In these so-called ‘post-factual’ times, it is without any sense of irony, however, that the plan completely glosses over the inconvenient reality that it was the assiduous political commitment over successive decades for policies favouring unfettered suburban one-off housing sprawl that has done most to undermine and depopulate rural towns and villages. Between 2001 and 2011, 104,058 one-off dwellings were constructed in rural areas, 85% within 5km of a town or village. Since 2011, a further 18,500 have been permitted. The level of cognitive dissonance on this issue is all the more striking when you consider that the final report of the Commission for Economic Development in Rural Areas (CEDRA), upon which the action plan is largely based, also makes the same glaring omission. The reality is that, nationally, over 70% of dwellings in defined rural areas are built outside settlement centres, and higher still in some counties. This hemorrhaging of population is not deterministic but as a direct result of a sustained and deliberate policy intervention. As one insightful letter writer to The Irish Times noted, what is killing rural towns and villages is not population decline, but their irrelevance, as rural areas become progressively (r)urbanised and assimilated into the functional reaches of larger cities. No amount of fiscal incentives will reverse this trend in the absence of corresponding firm policy measures to restrict and reverse dispersed suburban housing in the countryside. Of course, such an idea would be an anathema in Ireland against a backdrop of political short-termism and patronage. So instead, the action plan includes a rather insipid reference to increase delivery of small housing schemes in towns and villages as an alternative to one-off housing.
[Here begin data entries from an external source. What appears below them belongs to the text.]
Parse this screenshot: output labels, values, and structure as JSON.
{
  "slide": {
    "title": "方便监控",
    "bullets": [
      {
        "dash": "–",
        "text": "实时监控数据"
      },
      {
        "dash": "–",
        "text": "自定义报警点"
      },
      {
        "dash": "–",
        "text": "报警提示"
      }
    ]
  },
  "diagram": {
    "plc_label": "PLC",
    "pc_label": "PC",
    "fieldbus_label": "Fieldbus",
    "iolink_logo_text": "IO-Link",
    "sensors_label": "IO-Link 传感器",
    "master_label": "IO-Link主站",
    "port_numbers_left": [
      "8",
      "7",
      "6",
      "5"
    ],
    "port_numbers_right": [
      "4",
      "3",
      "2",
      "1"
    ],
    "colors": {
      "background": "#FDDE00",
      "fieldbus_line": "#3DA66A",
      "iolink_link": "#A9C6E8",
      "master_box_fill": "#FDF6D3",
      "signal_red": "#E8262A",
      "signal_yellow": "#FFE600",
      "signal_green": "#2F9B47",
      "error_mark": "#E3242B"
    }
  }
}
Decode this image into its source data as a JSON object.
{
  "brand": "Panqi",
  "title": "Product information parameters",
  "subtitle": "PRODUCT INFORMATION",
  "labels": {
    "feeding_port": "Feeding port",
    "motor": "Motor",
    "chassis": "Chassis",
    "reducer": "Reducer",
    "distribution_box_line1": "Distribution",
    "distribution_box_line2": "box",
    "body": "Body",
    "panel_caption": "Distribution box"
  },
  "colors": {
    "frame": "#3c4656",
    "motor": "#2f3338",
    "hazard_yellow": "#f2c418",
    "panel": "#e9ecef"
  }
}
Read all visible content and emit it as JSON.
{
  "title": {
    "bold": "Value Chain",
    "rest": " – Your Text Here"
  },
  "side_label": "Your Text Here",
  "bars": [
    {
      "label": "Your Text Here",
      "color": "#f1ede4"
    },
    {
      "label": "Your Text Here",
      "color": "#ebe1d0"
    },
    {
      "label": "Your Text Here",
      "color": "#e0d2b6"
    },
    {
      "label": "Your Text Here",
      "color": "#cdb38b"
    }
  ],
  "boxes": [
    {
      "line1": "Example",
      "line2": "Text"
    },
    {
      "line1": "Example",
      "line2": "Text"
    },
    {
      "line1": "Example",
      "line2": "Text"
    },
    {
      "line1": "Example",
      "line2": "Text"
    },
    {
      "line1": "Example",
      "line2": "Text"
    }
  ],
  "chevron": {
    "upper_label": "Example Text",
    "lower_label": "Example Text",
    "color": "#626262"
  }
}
Aside from the umpteenth re-launch of the national broadband strategy, one of the more eye-catching objectives of the action plan is the highly misleading target to create 135,000 new jobs and increase by 40% Foreign Direct Investment in ‘rural Ireland’ by 2020.  Ensconced behind the attention-grabbing target is the actuality that the action plan opportunistically conflates ‘rural development’ with ‘regional development’ for the sake of appearances. What is, in fact, targeted is the creation of 135,000 jobs outside Dublin i.e. primarily in cities outside Dublin. This sleight of hand epitomises the policy churning over successive decades on rural development issues in an effort to give the impression of doing something. As I have argued before, in a typical Irish solution to an Irish problem, in order to defer and displace the political strife that accompanies an implicitly urban-led national growth strategy, we have instead sanctioned the widespread (r)urbanisation of the countryside. Vague, populist and anachronistic concepts like ‘Rural Ireland’ and ‘Action Plans for Rural Development’ simply serve as a symbolic gesture to paper over and silence a more fundamental political discussion on the nature of urbanisation in Ireland – which is off-course the great taboo in Irish political discourse. Our lack of collective memory is all the more alarming when you consider that almost twenty years ago the White Paper on Rural Development (still available on DAFF’s website) was published which contained all of the symbolic rhetoric of the current action plan (including, as today, a commitment to create a twenty-year spatial strategy to promote balanced regional development – sound familiar?). Unfortunately, this latest action plan is simply yet another episode of opportunism over strategy where we are failing to accurately conceive the true nature of the problem. No doubt twenty years hence we will be back having the same discussion again.